Lone Rock is just what you would image it is from its name, it is a single large boulder that sits away from a boulder strung canyon wall (sorry, no pictures of Lone Rock…I was too busy looking at petroglyphs). The park provides a single table and grill, making for a nice picnic area. Lone Rock itself is not a secret, it is clearly marked, and located near the rock cabins. The petroglyphs are located along the western cliff side, and are probably not much of a secret either, but more than likely missed by the casual visitor. The great thing about Valley of Fire is that they don’t pretend that petroglyphs don’t exist in their park, but rather embrace the fact that they are here, and provide education opportunities to enhance one’s visit.
The thousands of petroglyphs located in Valley of Fire have been dated by archeologists, some of which have been identified to be over 3,000 years old.

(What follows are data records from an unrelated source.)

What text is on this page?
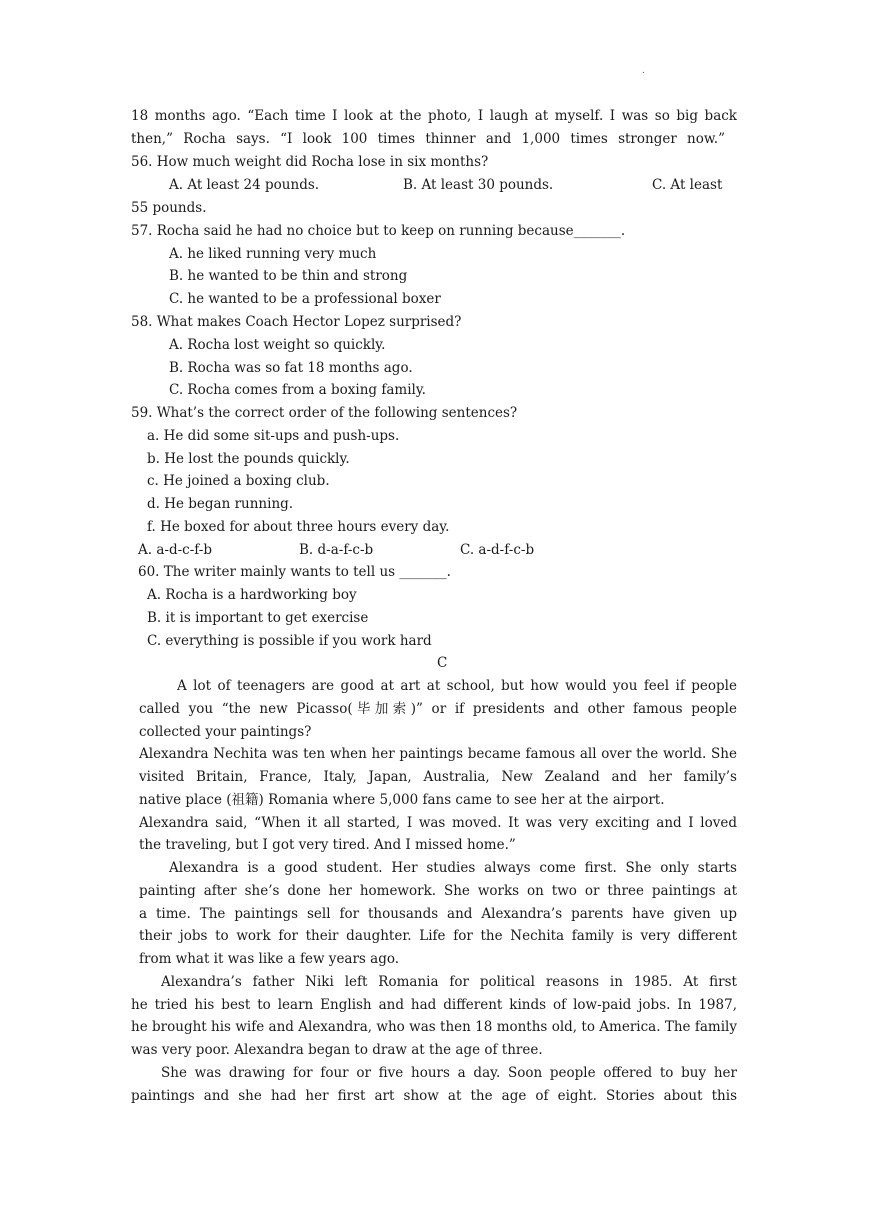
.
18 months ago. “Each time I look at the photo, I laugh at myself. I was so big back
then,” Rocha says. “I look 100 times thinner and 1,000 times stronger now.”
56. How much weight did Rocha lose in six months?
A. At least 24 pounds.	B. At least 30 pounds.	C. At least
55 pounds.
57. Rocha said he had no choice but to keep on running because_______.
A. he liked running very much
B. he wanted to be thin and strong
C. he wanted to be a professional boxer
58. What makes Coach Hector Lopez surprised?
A. Rocha lost weight so quickly.
B. Rocha was so fat 18 months ago.
C. Rocha comes from a boxing family.
59. What’s the correct order of the following sentences?
a. He did some sit-ups and push-ups.
b. He lost the pounds quickly.
c. He joined a boxing club.
d. He began running.
f. He boxed for about three hours every day.
A. a-d-c-f-b	B. d-a-f-c-b	C. a-d-f-c-b
60. The writer mainly wants to tell us _______.
A. Rocha is a hardworking boy
B. it is important to get exercise
C. everything is possible if you work hard
C
A lot of teenagers are good at art at school, but how would you feel if people
called you “the new Picasso(毕加索)” or if presidents and other famous people
collected your paintings?
Alexandra Nechita was ten when her paintings became famous all over the world. She
visited Britain, France, Italy, Japan, Australia, New Zealand and her family’s
native place (祖籍) Romania where 5,000 fans came to see her at the airport.
Alexandra said, “When it all started, I was moved. It was very exciting and I loved
the traveling, but I got very tired. And I missed home.”
Alexandra is a good student. Her studies always come first. She only starts
painting after she’s done her homework. She works on two or three paintings at
a time. The paintings sell for thousands and Alexandra’s parents have given up
their jobs to work for their daughter. Life for the Nechita family is very different
from what it was like a few years ago.
Alexandra’s father Niki left Romania for political reasons in 1985. At first
he tried his best to learn English and had different kinds of low-paid jobs. In 1987,
he brought his wife and Alexandra, who was then 18 months old, to America. The family
was very poor. Alexandra began to draw at the age of three.
She was drawing for four or five hours a day. Soon people offered to buy her
paintings and she had her first art show at the age of eight. Stories about this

The Gypsum People were the first known inhabitants of Valley of Fire, they visited here 4000-1800 years ago (2000 B.C.-200 A. D.). Theses people were nomadic hunter-gather people. It is believed that they didn’t live in the Valley of Fire, but rather traveled here for ceremonial and religious purposes.
Later groups of native people who would spend time in and around the Valley of Fire include the Basket Makers, the Anasazi Pueblo People that farmed in nearby Moapa Valley, and later in historic times, the Southern Paiute.
None of these groups of people lived full-time in the Valley of Fire, as there are no water sources; with the exception of water that may have collected in natural stone tanks (like Mouse’s Tank) after a good rain.
It is very likely that the Valley of Fire petroglyphs had been created over a period of roughly 3,000 years, by members of each of these cultural groups.